The Toronto stock market could be in for a negative start to the trading day Wednesday as oil prices continue to slide from one-year highs and earnings from U.S. blue chip companies failed to live up to expectations.

U.S. futures pointed to a negative opening in New York where the Dow Jones industrial futures lost 70 points to 9,930, the Nasdaq shed 7.25 points to 1,751 while the S&P futures declined 4.9 points to 1,084.5.

The Canadian dollar continued to lose value against the greenback, a day after losing almost two cents. The slide was triggered by the Bank of Canada, which announced it was keeping its key rate at 0.25%, strongly indicated a rate hike won’t happen until the middle of next year — and delivered a clear warning of the damage being done to the economy by the surging currency.

On Wednesday, the loonie was down 0.46 of a cent to US94.71¢.

North American stock markets lost ground Tuesday amid weak U.S. housing data and despite strong earnings reports from Apple Inc. and industrial equipment maker Caterpillar.

Boeing pressured New York futures after it said lost US$1.6 billion in its third quarter because of problems with its long-delayed 787 and a new version of its 747 jumbo jet. That prompted the airplane maker to slash its profit forecast for 2009. Its stock was down about 2.4% in pre-market trading.

The company also badly missed on revenue, which rose 9% to US$16.69 billion well short of the US$17.16 billion that was forecast.

Elsewhere in the industrials sector, Canadian National Railways (TSX:CNR) said after the market close Tuesday that quarterly profits dropped 16.4% to $461 million. Revenue fell 18% to $1.85 billion. CN’s shares traded down 85¢ to $51.60 in pre-market trading in New York.

Wells Fargo & Co., the fourth largest bank in the U.S., said Thursday its third-quarter profit nearly doubled from a year ago to US$3.2 billion, although it joins other big U.S. banks in reporting higher loan losses.

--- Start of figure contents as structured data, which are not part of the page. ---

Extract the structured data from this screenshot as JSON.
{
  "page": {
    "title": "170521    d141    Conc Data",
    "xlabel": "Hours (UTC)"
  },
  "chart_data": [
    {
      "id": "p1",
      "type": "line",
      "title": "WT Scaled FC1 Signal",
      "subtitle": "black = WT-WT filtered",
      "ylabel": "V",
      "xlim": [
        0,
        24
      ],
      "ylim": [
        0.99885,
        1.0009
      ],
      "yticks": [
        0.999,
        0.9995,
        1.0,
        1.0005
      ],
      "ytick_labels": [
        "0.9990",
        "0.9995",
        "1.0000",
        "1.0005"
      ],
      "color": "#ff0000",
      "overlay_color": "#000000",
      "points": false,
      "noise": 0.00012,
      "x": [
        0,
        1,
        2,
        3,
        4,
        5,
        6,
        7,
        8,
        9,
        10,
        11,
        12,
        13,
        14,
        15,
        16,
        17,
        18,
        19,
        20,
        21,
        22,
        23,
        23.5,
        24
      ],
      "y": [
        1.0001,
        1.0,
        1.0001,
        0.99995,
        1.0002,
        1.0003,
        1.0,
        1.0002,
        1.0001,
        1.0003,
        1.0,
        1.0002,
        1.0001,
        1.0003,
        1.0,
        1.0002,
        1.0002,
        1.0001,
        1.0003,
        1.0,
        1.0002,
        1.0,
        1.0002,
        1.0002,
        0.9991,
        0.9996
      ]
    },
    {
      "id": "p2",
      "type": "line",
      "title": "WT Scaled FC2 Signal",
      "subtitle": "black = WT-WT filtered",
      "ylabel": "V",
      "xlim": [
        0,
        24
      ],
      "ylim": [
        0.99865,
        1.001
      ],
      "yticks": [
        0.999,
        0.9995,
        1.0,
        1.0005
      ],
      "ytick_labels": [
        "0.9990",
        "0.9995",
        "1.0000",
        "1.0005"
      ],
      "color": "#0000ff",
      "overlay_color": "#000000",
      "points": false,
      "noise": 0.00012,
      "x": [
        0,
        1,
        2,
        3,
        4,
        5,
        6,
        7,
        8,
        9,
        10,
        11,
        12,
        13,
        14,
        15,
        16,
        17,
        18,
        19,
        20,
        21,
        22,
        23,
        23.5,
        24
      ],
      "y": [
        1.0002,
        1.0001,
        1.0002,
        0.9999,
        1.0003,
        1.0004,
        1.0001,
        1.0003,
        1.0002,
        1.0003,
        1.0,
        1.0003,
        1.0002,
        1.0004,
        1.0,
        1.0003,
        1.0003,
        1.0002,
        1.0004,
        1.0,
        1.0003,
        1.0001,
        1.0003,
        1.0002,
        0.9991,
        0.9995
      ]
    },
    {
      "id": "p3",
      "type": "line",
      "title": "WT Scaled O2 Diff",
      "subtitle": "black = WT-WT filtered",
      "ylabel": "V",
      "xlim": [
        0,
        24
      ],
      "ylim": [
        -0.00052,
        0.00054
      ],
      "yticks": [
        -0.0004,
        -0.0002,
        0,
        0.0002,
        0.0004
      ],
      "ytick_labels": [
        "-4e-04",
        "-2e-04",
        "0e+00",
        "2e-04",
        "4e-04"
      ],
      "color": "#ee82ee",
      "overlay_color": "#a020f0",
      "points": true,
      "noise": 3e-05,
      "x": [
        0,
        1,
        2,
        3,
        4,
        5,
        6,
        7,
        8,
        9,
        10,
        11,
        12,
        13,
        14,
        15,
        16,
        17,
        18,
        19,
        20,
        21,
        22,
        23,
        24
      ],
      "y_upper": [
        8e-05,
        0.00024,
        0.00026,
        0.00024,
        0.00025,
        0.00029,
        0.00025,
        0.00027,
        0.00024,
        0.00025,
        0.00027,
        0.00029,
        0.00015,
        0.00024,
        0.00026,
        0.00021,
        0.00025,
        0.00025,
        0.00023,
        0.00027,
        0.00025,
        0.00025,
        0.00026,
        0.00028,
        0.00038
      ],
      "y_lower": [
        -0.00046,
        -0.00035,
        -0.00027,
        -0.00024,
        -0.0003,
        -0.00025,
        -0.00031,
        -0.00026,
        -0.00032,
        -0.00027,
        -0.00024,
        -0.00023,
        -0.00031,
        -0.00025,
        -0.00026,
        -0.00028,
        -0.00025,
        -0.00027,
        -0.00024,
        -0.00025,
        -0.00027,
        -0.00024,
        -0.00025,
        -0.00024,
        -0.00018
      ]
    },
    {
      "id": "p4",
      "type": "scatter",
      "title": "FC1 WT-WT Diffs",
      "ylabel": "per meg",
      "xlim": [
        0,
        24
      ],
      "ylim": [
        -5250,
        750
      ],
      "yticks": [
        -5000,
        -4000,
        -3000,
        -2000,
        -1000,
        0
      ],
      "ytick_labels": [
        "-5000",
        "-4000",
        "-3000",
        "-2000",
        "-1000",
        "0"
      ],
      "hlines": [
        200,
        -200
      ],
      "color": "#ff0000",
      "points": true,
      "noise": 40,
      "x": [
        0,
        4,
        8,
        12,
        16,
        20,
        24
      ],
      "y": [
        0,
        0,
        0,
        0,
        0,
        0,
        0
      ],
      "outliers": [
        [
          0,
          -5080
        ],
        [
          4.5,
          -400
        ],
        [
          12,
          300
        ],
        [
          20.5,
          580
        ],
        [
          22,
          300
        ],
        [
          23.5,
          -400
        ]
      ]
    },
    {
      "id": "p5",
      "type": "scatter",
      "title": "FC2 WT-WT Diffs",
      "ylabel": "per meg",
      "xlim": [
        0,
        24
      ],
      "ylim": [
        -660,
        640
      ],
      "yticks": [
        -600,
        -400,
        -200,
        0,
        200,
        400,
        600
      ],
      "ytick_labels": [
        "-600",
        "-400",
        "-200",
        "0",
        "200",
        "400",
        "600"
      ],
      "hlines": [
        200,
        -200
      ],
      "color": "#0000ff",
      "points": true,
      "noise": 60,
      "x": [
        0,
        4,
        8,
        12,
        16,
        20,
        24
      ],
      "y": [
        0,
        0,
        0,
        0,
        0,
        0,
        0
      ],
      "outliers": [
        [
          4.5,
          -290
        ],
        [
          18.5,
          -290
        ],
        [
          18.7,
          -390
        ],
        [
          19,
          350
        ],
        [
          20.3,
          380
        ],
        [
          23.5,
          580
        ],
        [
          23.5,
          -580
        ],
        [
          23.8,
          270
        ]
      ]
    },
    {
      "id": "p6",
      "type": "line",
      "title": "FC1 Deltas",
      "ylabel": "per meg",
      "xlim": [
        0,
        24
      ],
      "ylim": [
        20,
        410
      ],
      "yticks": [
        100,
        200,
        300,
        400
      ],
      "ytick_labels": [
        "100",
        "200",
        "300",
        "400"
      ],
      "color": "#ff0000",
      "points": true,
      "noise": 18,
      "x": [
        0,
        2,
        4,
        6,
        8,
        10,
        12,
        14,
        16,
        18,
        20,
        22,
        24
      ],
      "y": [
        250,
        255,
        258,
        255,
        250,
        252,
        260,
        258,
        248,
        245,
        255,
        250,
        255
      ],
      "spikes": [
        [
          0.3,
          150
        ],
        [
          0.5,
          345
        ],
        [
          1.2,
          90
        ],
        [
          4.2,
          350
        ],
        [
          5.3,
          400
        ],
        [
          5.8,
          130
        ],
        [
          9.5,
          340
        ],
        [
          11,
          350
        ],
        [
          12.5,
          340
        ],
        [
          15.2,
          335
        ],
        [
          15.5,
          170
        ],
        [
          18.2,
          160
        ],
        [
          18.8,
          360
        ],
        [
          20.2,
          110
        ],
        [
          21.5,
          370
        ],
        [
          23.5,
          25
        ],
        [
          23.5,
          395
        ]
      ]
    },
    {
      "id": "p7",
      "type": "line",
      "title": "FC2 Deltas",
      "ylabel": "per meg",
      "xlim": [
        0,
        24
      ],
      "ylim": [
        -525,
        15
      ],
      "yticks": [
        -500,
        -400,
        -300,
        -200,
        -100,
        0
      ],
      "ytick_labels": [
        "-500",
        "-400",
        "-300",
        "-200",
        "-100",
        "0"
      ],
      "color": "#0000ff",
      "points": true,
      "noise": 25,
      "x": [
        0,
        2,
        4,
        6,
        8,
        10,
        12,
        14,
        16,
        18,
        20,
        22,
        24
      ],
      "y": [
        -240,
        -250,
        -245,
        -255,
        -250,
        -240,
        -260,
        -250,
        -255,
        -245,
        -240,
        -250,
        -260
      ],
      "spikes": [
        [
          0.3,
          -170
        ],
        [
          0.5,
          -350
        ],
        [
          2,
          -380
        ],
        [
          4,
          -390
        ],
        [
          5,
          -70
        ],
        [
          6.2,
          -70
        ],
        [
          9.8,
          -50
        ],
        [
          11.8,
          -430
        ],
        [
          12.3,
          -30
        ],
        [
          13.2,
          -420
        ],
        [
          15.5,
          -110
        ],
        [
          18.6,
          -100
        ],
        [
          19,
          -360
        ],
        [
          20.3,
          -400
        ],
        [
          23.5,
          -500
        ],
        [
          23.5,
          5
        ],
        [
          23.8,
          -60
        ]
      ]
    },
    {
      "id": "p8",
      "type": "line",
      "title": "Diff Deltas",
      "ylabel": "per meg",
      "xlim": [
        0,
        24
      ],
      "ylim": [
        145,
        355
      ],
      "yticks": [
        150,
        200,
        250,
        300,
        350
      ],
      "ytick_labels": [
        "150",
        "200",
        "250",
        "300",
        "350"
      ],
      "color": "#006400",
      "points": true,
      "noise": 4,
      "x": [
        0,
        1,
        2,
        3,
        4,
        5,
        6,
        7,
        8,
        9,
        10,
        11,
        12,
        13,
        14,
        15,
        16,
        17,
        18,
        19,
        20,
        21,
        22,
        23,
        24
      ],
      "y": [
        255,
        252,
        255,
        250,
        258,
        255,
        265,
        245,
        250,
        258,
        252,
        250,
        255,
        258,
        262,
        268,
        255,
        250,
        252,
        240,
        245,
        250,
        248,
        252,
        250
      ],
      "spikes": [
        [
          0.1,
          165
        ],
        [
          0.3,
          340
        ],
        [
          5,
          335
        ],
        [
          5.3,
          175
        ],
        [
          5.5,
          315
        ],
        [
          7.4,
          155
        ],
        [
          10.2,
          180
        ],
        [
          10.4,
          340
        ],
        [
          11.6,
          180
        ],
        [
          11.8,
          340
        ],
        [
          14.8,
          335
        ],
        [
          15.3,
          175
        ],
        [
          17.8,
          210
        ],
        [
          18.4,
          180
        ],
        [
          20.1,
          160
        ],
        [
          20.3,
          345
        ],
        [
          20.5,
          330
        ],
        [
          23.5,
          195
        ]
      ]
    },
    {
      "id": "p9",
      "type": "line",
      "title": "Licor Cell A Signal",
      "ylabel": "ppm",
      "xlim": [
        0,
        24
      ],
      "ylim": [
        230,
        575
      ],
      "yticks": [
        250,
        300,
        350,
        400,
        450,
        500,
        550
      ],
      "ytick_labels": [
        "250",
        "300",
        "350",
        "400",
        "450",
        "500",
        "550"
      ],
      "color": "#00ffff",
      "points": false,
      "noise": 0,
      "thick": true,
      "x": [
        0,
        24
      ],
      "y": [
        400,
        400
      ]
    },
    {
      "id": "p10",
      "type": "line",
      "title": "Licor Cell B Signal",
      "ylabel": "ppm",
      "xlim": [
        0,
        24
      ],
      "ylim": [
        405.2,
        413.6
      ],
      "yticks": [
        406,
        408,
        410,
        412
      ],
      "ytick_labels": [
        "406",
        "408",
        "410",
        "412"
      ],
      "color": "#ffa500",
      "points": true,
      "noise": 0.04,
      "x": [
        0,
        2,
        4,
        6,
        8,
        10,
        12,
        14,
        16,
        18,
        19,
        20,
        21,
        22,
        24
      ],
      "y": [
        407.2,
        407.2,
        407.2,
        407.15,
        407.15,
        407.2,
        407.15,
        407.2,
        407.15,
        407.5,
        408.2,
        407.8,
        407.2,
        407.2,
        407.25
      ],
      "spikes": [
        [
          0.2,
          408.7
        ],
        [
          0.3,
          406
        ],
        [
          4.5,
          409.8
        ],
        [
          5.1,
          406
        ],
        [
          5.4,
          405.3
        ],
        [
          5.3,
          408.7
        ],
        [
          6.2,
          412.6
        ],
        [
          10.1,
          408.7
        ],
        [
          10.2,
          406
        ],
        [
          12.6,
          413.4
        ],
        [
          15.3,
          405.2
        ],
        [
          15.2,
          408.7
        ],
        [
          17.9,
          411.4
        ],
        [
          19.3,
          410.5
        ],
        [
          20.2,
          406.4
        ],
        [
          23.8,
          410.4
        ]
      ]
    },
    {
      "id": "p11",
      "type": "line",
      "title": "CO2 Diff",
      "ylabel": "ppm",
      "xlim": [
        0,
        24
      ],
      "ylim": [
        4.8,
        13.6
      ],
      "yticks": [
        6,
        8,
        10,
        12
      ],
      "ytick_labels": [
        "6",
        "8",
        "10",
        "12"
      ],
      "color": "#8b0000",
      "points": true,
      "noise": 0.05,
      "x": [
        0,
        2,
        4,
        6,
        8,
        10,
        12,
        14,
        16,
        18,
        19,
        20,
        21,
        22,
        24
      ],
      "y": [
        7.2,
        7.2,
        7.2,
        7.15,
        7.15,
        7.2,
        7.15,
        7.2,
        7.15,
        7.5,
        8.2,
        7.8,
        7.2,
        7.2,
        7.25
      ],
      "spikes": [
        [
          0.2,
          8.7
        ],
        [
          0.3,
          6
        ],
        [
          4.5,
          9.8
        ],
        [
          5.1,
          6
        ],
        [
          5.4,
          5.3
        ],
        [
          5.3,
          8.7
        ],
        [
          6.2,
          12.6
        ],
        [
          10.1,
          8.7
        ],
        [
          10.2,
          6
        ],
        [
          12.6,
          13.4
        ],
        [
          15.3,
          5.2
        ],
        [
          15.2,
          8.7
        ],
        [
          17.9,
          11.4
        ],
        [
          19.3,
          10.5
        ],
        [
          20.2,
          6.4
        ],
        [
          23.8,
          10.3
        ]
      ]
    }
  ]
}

Wells Fargo, which acquired Wachovia Corp. last fall, says it expects credit losses to peak in 2010.

And Yahoo Inc. reported after Tuesday’s close that it more than triple its third-quarter profit from last year to top analysts’ relatively low expectations for the troubled Internet company.

But the results released Tuesday also showed Yahoo’s revenue fell by at least 12% for the third consecutive quarter. That revenue rut means Yahoo still has a long way to go on its comeback trail and its shares were down about 0.3% in the pre-market.

Toronto energy stocks could be under pressure as the December crude contract on the New York Mercantile Exchange moved down US$1.08 to US$78.04.

Crude surmounted US$80 a barrel early on Tuesday, capping a two-week rally,

But prices declined 52¢ on investor concern sluggish U.S. crude demand may not justify further gains.

Wednesday’s move lower came as the American Petroleum Institute reported that U.S. oil inventories rose last week, rising 3.8 million barrels against the 2.2 million barrels that analysts had expected .Other commodity prices headed lower with the December gold contract on the Nymex down US$6.20 to US$1,052.40 and December copper off 2¢ to US$2.91 a pound.

Asian stock markets faltered Wednesday as weak U.S. housing starts data Tuesday tempered optimism about better-than-expected corporate earnings.

Japan’s market bucked the trend with the benchmark Nikkei 225 stock average recouping early losses to rise 0.1%.

Hong Kong’s Hang Seng dropped 0.1% and China’s Shanghai benchmark fell 0.2%.

London’s FTSE 100 index lost 0.88%, Frankfurt’s DAX lost 0.79% while the Paris CAC 40 dropped 1.14%.